3. Les Outils de Stabilité au Quotidien

Je dispose d’outils simples pour gérer au quotidien :

  • Le Traitement: Je ne dois jamais oublier que l’observance thérapeutique – prendre mon traitement exactement comme prescrit – est la fondation inébranlable de toute ma routine. Mes efforts sur le sommeil, la diète et le sport sont des soutiens puissants, mais ils ne remplacent pas l’effet biochimique du traitement. Quand tout va bien, le risque est d’arrêter ou de diminuer les doses : c’est le moment le plus dangereux. Je me rappelle que je prends mon traitement parce que ça va bien, et non l’inverse.
  • L’Activité Physique: Le mouvement est un excellent régulateur. Trente minutes de marche par jour suffisent. J’aide ainsi à gérer le stress, à mieux dormir et à soutenir ma santé cardiovasculaire. J’accompagne cela d’une bonne playlist musicale ou de prendre des photos pour que cela passe encore plus rapidement et devienne aussi ludique. Les podcasts sont aussi un bon plan mais pour moi, s’il dure plus de 10 min je décroche donc ce n’est pas mon premier choix.
  • L’Alimentation Anti-Inflammatoire (lien) : Je nourris mon cerveau. C’est essentiel, car l’inflammation chronique est de plus en plus liée aux troubles de l’humeur dans les dernières études que j’ai lu. Ce n’est pas un régime strict, mais un mode de vie qui favorise les aliments qui « calment » le corps et l’esprit. J’essaie de diminuer les aliments transformés (lien) qui créent des pics de sucre bien plus importants qui dérèglent mon métabolisme. Ensuite, je vais miser sur les omégas 3 (lien) via une supplémentation (en accord avec mon médecin) et je m’efforce de manger plus de poisson gras. Pour finir, je fais très attention à mon hydratation parce que j’ai une tendance à passer une journée en buvant à peine 500ml et cela impacte ma concentration et mon humeur sur le long terme.
  • La Coordination des Soins : Mon médecin traitant est pleinement informé de mon traitement psychiatrique. Il est le pivot pour organiser les bilans sanguins nécessaires et assurer le suivi de ma santé physique.

4. Gérer l’Identité

Je le sais, le trouble bipolaire peut parfois se sentir comme une étiquette qui nous colle à la peau. Pour bien vieillir, il est crucial de ne pas se définir uniquement par la maladie.

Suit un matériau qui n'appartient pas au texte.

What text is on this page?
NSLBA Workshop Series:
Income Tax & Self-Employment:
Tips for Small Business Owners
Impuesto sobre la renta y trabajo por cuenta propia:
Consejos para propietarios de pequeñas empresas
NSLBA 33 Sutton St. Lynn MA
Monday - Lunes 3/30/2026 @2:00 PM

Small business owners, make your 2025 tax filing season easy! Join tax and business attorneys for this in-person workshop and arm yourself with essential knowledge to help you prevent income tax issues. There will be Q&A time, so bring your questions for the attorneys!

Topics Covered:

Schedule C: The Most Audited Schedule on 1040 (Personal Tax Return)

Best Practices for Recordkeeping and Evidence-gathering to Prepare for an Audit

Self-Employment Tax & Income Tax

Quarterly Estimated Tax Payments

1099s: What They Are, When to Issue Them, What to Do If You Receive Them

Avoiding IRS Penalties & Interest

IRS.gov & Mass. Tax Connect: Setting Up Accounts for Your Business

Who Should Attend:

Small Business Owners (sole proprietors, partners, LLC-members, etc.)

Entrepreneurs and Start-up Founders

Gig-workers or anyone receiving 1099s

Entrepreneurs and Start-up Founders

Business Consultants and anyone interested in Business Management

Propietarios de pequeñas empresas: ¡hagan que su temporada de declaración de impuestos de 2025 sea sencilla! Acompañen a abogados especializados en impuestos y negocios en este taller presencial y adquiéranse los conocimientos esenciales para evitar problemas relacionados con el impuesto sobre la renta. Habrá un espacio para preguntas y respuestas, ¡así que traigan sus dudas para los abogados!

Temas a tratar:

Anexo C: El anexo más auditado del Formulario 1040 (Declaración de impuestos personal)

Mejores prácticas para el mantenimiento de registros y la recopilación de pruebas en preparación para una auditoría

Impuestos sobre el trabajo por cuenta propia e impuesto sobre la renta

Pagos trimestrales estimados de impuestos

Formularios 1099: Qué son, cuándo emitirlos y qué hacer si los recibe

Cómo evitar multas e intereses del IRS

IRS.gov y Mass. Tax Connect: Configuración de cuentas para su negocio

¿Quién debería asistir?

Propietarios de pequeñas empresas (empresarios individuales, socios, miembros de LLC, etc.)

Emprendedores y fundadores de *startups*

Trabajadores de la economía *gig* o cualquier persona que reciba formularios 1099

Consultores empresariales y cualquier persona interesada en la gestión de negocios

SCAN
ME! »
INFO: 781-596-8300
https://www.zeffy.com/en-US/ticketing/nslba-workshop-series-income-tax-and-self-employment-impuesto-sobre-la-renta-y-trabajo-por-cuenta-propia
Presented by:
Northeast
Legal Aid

  • « La Terreur du Futur » : Il est facile de se laisser paralyser par la peur de la prochaine rechute. Cette peur peut nous empêcher de faire des projets à long terme (voyages, carrière, etc.) par crainte d’être « trop instable ».
    Action : Je me fixe des objectifs réalistes à court et moyen terme, sans me laisser voler mes rêves par l’anticipation de la maladie. Je me rappelle que mon traitement et ma routine sont mes garanties pour l’avenir.
  • Ne pas s’isoler par Honte : En tant qu’infirmière, je vois souvent la honte et la stigmatisation interne amener les gens à s’isoler. Or, l’isolement est un déclencheur connu.
    Action : J’ai choisi de rester connectée à des personnes qui connaissent ma maladie (mon cercle de confiance). Je m’autorise à être vue comme une personne complète, avec mes passions, mes compétences… et mon trouble. Je suis une personne qui a la bipolarité, je ne suis pas la bipolarité.
  • Valoriser la Connaissance : J’utilise la compréhension détaillée de mes émotions et de mon corps, que j’ai acquise en cartographiant mon humeur, comme une force. Peu de gens se connaissent aussi bien.
    Action : Je reconnais cette connaissance de moi-même comme une compétence de vie unique que j’ai développée grâce à mon parcours.

5. Un Dernier Outil : L’Auto-Compassion

J’ai appris que le trouble bipolaire est une course de fond, et il est impossible de ne jamais trébucher. C’est pourquoi j’ai intégré un outil essentiel : l’auto-compassion. Je me rappelle que la perfection n’existe pas. Il y aura inévitablement des jours où ma cartographie sera un gribouillis et où ma routine sera perturbée. L’important n’est pas de ne jamais tomber, mais de se relever sans se juger. Je remplace la critique interne (« Tu as tout gâché ! ») par la bienveillance (« C’était un mauvais jour, mais tu recommences demain. »). La vraie résilience n’est pas l’absence de rechute, mais la capacité de reprendre sa routine le jour suivant. C’est ça, la victoire à long terme.

Quelle petite action « physique » allez-vous intégrer cette semaine pour soutenir votre stabilité mentale ?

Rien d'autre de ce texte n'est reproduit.